The President of the United States trusts his friendship and advice above all others. He is everything to those who surround him—player and pawn, friend and enemy, husband and father.
He’s also an alien being from a far world, from another existence, and he has set his own agenda for the future of OUR world.
He is an alien ... and yet,
he is only too human.




PUBLISHERS WEEKLY
By cleverly spinning an intricate plot that draws on tabloid tales of UFOs, alien abductions and conspiracy theories, the author of Cold Allies has created an occasionally farcical but essentially poignant story. An alien race called the Cousins have for decades lived openly on Earth, working in posts at the highest levels of government and industry--ostensibly for humanity's betterment. Actually, the Cousins are completing the implementation of an ominous secret agenda using mind control, covert assassinations and concealed genetic experiments to create human-Cousin hybrids.

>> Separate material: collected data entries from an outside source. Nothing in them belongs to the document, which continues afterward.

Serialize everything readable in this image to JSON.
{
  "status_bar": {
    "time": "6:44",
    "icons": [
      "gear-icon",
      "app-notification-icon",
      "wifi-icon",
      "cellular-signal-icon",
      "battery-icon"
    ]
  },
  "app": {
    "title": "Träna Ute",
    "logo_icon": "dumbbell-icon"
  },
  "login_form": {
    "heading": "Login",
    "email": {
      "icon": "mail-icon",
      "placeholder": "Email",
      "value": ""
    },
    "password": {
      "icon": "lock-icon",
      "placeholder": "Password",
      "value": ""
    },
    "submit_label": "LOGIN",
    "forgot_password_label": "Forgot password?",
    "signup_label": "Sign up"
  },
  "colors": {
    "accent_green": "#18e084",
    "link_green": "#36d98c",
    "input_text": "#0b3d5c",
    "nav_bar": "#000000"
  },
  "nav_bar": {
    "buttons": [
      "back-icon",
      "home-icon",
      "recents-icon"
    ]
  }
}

White House chief of staff Reen is a Cousin who is finding his loyalties increasingly divided between his duty to his own species and his growing attachment to humans, particularly to the sometimes senile, sometimes sly U.S. president and also to the CIA director who happens to be the mother of Reen's own hybrid daughter. Amid increasing domestic unrest, Reen becomes involved in the investigation of mysterious Cousin kidnappings, uncovering complex power bargains and hidden betrayals that could cost both Cousins and humans their fragile futures. With incisive political satire and canny observations, Anthony adroitly inverts the SF cliche by telling the story from the aliens' point of view. And though their tactics are unjustifiable, the Cousins are still sympathetic characters with a moving plight. This tense, often disturbing book is a difficult, but rewarding read.